Мелисса повесила трубку, и в голове ее тут же мелькнула мысль о том, что обстоятельства играют ей на руку. Целый уик-энд они проведут вдвоем с Мерри. Чудесная перспектива!

Она не могла выдавить из себя ни звука. Как будто у нее язык отнялся. Впрочем, Мерри даже не представляла, что можно высказать в такую минуту. Она была не то что удивлена, но просто потрясена. Но вовсе не обижена — и тем более не хотела обижать Мелиссу. Ведь все выглядело совершенно естественным, хотя должно было казаться наоборот — абсолютно противоестественным. С другой стороны, ощущение было таким приятным, что Мерри ни на миг не поддалась обрывочным мыслям, озарившим потаенные глубины ее сознания подобно ярким вспышкам зарниц на исходе летней ночи.

Мерри сидела на кровати Мелиссы, разговаривая с мачехой. Они прекрасно провели день в Нью-Йорке: ходили по магазинам, посидели в кафе за чаем, посетили Музей современного искусства, потом поужинали в ресторане. Выйдя из ресторана, они прогулялись по Пятой авеню, разглядывая броские витрины, после чего вернулись в «люкс»-апартаменты Мелиссы, веселые и оживленные, успевшие совсем подружиться. Непринужденные разговоры продолжились в гостиной, потом в спальне Мелиссы, где каждая переоделась во что-то более удобное: Мерри — во фланелевый халатик, а Мелисса — в роскошный французский пеньюар. Мерри сидела на кровати, а Мелисса лежала, вытянув ноги. Беседовали они неторопливо, перебрасываясь отдельными словечками и фразами, причем общение каким-то непостижимым образом не прерывалось даже во время молчания. Мелисса приподнялась, оперлась на локоть и стала словно невзначай гладить Мерри по волосам. А потом вдруг приникла к ней и порывисто поцеловала прямо в губы.

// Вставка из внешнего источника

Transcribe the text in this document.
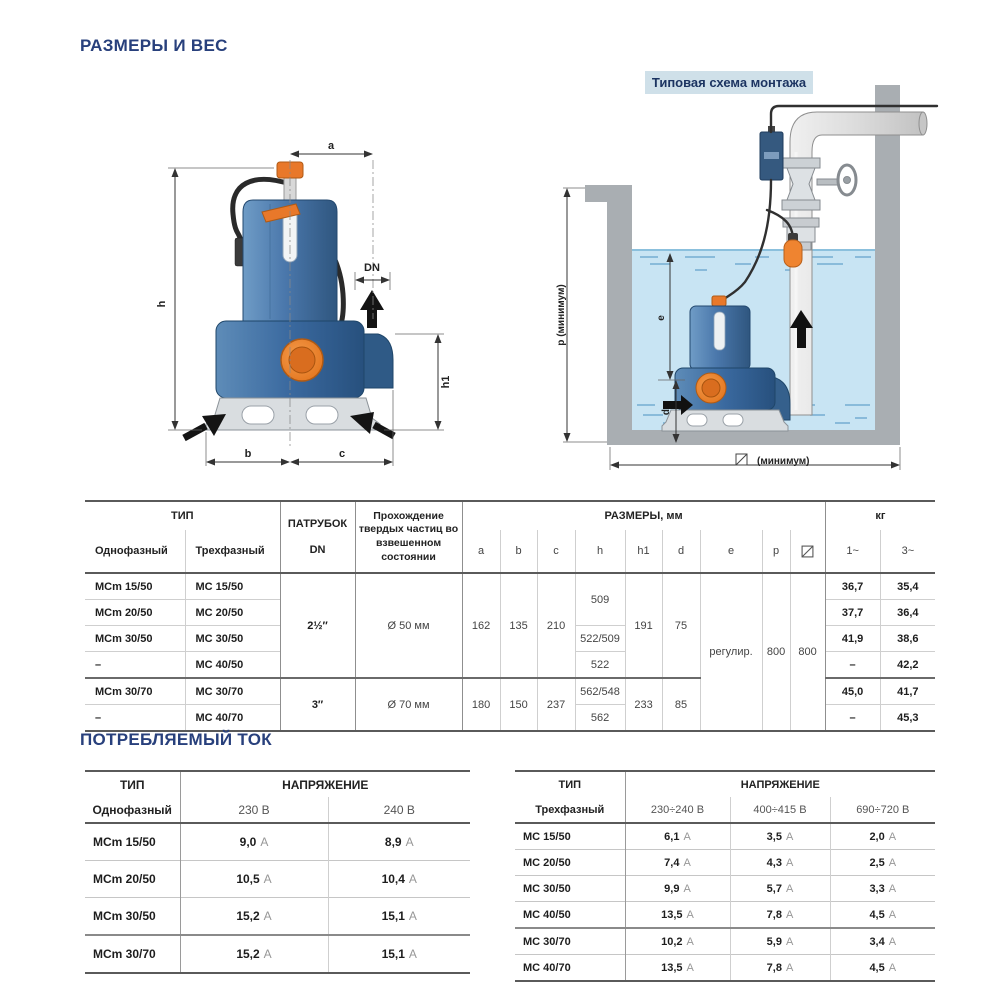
РАЗМЕРЫ И ВЕС
a
h
h1
b	c
DN
p (минимум)	e
d
(минимум)
Типовая схема монтажа
ТИП		ПАТРУБОК
DN	Прохождение твердых частиц во взвешенном состоянии	РАЗМЕРЫ, мм									кг	
Однофазный	Трехфазный			a	b	c	h	h1	d	e	p		1~	3~
MCm 15/50	MC 15/50	2½″	Ø 50 мм	162	135	210	509	191	75	регулир.	800	800	36,7	35,4
MCm 20/50	MC 20/50												37,7	36,4
MCm 30/50	MC 30/50						522/509						41,9	38,6
–	MC 40/50						522						–	42,2
MCm 30/70	MC 30/70	3″	Ø 70 мм	180	150	237	562/548	233	85				45,0	41,7
–	MC 40/70						562						–	45,3
ПОТРЕБЛЯЕМЫЙ ТОК
ТИП	НАПРЯЖЕНИЕ	
Однофазный	230 В	240 В
MCm 15/50	9,0 A	8,9 A
MCm 20/50	10,5 A	10,4 A
MCm 30/50	15,2 A	15,1 A
MCm 30/70	15,2 A	15,1 A
ТИП	НАПРЯЖЕНИЕ		
Трехфазный	230÷240 В	400÷415 В	690÷720 В
MC 15/50	6,1 A	3,5 A	2,0 A
MC 20/50	7,4 A	4,3 A	2,5 A
MC 30/50	9,9 A	5,7 A	3,3 A
MC 40/50	13,5 A	7,8 A	4,5 A
MC 30/70	10,2 A	5,9 A	3,4 A
MC 40/70	13,5 A	7,8 A	4,5 A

От этого Мерри временно и лишилась дара речи. Что бы она теперь ни сказала, как бы ни отреагировала, пусть бы даже промолчала — любое ее слово, взгляд или жест будут истолкованы однозначно: она не возражает. Мысли Мерри беспорядочно метались, словно потерявший управление гоночный автомобиль, в то время как Мелисса терпеливо ждала. Она знала, что дождется своего, и не торопилась, не желая подталкивать Мерри или давить на нее. И Мерри, осознав это, почувствовала прилив благодарности. Теперь она тем более сдерживалась, чтобы не ляпнуть что-нибудь обидное для Мелиссы, чтобы не задавить ее нежный и искренний порыв, причинив ей боль.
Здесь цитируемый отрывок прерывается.